Rich Gobler reported that the Stamping Committee recommended a premium forecast of $18 billion and a budget of $25,663,724 for Fiscal Year 2023.
Mr. McKay presented the 2022 market analytics, reporting that the board predicted the SLA would bring in $38 million in revenue last year. It looks like it will end up between $40 million and $41 million. There was a 5% transaction increase, to 860,000 transactions. Jody Black reported there were 80,000 transactions in August and 73,000 in September. Mr. McKay also detailed some of the top lines, and noted that personal lines is up and gets a lot more scrutiny from regulators, advising that anyone writing homeowners obey the directives of the department regarding nonrenewals and cancellations. The bottom line is that the market is incredibly healthy and that 2022 remains a hard market in terms of premium per item.
Ivan Morse presented the 2022 budget to actuals, reporting that after the first nine months, revenues were at $30.3 million. The board approved a $23 million budget, and the SLA is going to spend $23 million.
Mr. McKay presented the 2023 premium forecast, reporting that $38.7 million in revenues are expected in 2023, with approximately $12 million flowing into the SLA’s contingency funds. It represents an expected 10% increase in premium and a 14% increase in transactions, which would mean more than a million transactions for the first time in the SLA’s history. He reported that Mr. Black is ensuring staffing needs will be met.
Average premium is down this year 1%, which still indicates a hard market, but a little less hard.
Mr. McKay also noted a new development: In the middle of 2022, there was an inversion between new policies and renewals. Usually 48% are new policies and 46% are renewals, but for the first time in at least 20 years, there were more renewals than new policies (49%-45%).
Robert Gilbert asked if this was due to construction, and Ms. Beaver suggested that this could be the case. Mr. Washington suggested this could be why the average premium was down slightly.
Mr. Morse presented the proposed 2023 budget, reporting that the biggest category jump is in salaries and benefits, approximately $3 million, due to 11 new hires in several departments. Health benefits have increased by 12%, as well as PTO and payroll taxes. Wages for existing employees are recommended to increase by 6%. Rent has decreased considerably due to closing the SLA’s San Francisco office. Telecom is down because of new and renewed contracts and getting rid of products that were no longer needed. Supplies are up because of new people being hired and the SLA is now a work-from-home first organization, which requires setting employees up in their homes. Computing and network is up because of the CRM license and an offsite disaster recovery system that the SLA is setting up.

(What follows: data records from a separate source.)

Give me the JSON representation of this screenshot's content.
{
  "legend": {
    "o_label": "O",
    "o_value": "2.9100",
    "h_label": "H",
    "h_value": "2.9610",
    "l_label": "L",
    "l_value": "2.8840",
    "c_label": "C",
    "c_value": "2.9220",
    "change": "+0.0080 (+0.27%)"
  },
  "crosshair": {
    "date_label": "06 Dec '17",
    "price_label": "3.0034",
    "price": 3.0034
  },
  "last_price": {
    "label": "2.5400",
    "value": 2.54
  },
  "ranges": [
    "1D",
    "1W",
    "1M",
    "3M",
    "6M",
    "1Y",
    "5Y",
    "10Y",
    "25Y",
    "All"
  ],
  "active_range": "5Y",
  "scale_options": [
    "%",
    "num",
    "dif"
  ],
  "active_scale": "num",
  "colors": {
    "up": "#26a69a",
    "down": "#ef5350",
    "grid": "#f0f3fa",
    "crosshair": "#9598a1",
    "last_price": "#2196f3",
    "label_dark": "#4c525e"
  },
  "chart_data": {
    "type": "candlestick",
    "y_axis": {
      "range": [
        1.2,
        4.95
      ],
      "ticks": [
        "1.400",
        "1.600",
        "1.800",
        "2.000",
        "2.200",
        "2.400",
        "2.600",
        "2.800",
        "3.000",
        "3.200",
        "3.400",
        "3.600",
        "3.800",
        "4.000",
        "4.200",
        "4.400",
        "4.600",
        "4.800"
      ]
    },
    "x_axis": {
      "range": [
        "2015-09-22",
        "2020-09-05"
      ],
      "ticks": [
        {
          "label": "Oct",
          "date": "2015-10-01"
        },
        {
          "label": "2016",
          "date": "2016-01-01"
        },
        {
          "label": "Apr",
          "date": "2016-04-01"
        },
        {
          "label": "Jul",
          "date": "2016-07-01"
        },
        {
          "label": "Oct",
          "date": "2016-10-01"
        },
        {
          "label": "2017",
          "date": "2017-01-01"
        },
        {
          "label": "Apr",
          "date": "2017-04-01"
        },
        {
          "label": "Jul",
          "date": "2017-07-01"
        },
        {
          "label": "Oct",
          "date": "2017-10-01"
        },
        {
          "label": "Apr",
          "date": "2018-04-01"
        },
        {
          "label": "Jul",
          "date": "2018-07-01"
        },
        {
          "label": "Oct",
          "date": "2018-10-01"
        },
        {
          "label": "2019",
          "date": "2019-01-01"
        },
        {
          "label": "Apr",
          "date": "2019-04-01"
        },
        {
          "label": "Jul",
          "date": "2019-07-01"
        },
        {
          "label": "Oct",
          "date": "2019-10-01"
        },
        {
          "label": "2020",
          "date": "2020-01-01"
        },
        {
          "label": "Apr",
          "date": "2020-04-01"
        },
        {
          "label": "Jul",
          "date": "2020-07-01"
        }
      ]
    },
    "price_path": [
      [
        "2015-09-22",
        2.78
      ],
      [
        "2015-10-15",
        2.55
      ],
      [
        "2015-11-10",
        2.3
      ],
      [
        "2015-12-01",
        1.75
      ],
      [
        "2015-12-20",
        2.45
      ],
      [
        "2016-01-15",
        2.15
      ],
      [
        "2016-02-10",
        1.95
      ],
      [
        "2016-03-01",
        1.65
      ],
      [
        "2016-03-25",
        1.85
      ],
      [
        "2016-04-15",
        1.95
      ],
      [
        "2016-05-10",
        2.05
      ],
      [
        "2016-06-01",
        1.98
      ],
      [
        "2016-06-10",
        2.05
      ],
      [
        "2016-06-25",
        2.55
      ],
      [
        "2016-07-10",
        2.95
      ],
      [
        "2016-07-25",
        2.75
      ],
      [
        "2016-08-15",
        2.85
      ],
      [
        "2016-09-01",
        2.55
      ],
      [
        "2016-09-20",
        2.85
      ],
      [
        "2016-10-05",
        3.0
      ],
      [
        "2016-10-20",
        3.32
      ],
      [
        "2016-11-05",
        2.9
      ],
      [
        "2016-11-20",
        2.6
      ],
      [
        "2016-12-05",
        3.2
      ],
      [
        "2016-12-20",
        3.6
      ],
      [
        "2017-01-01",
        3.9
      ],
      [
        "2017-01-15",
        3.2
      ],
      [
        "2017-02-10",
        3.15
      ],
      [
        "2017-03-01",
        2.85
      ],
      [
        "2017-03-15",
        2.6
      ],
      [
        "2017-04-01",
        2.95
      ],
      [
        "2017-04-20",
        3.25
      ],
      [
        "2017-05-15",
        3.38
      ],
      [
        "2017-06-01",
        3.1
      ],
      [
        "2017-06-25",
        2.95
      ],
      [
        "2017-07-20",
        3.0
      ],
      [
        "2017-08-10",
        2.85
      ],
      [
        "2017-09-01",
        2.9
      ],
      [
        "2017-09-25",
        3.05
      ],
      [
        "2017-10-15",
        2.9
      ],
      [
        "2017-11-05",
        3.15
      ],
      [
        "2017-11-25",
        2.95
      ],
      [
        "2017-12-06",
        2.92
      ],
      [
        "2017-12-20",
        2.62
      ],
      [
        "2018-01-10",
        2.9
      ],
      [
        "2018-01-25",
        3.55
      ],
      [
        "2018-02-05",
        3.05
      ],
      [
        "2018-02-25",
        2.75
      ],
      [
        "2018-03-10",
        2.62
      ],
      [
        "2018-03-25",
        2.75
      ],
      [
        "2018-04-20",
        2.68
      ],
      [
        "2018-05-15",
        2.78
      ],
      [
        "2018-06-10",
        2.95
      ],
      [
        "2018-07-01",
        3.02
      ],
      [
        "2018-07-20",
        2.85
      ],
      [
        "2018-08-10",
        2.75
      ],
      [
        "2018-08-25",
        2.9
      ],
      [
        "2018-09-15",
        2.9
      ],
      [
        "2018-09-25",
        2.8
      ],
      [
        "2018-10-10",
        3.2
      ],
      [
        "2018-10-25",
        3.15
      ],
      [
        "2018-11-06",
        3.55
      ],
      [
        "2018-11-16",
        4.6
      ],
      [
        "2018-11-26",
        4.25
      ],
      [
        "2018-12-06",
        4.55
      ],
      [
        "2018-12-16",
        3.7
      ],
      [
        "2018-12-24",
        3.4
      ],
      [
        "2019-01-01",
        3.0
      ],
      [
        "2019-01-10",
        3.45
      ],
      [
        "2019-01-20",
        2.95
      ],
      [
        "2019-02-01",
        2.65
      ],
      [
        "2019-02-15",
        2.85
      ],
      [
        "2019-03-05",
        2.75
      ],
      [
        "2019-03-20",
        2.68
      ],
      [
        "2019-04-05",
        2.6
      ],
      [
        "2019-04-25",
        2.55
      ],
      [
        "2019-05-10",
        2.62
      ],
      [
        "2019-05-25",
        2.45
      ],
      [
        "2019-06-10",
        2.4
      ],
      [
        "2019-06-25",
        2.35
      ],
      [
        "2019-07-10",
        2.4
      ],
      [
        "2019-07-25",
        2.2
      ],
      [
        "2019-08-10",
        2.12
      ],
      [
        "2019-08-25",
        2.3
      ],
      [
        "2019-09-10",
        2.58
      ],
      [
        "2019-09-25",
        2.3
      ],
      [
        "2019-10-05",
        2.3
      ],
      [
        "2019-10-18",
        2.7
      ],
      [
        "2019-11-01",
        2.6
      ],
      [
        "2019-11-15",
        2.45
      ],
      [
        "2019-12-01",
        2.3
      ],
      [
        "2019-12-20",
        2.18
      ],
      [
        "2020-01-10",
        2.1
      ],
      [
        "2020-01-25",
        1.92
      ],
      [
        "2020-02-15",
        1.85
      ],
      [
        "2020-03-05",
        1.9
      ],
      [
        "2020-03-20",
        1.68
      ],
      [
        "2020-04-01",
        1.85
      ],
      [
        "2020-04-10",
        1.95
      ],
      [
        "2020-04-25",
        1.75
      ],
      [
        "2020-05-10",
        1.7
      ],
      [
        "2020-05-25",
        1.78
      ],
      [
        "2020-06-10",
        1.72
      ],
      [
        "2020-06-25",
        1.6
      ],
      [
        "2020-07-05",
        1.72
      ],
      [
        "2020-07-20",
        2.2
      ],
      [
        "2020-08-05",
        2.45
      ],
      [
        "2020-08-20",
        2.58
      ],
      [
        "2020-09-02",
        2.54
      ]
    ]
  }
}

Discussion ensued about staffing, and Mr. McKay said the SLA is confident that it can avoid layoffs in a downturn.
Terri Moran moved to accept the premium forecast of $18 billion and the proposed budget of $25,663,724 for Fiscal Year 2023 as presented. Tim Chaix seconded, and the motion passed without dissent.
Adjournment
Hearing no further business, Ms. Beaver adjourned the meeting at 11:44 a.m.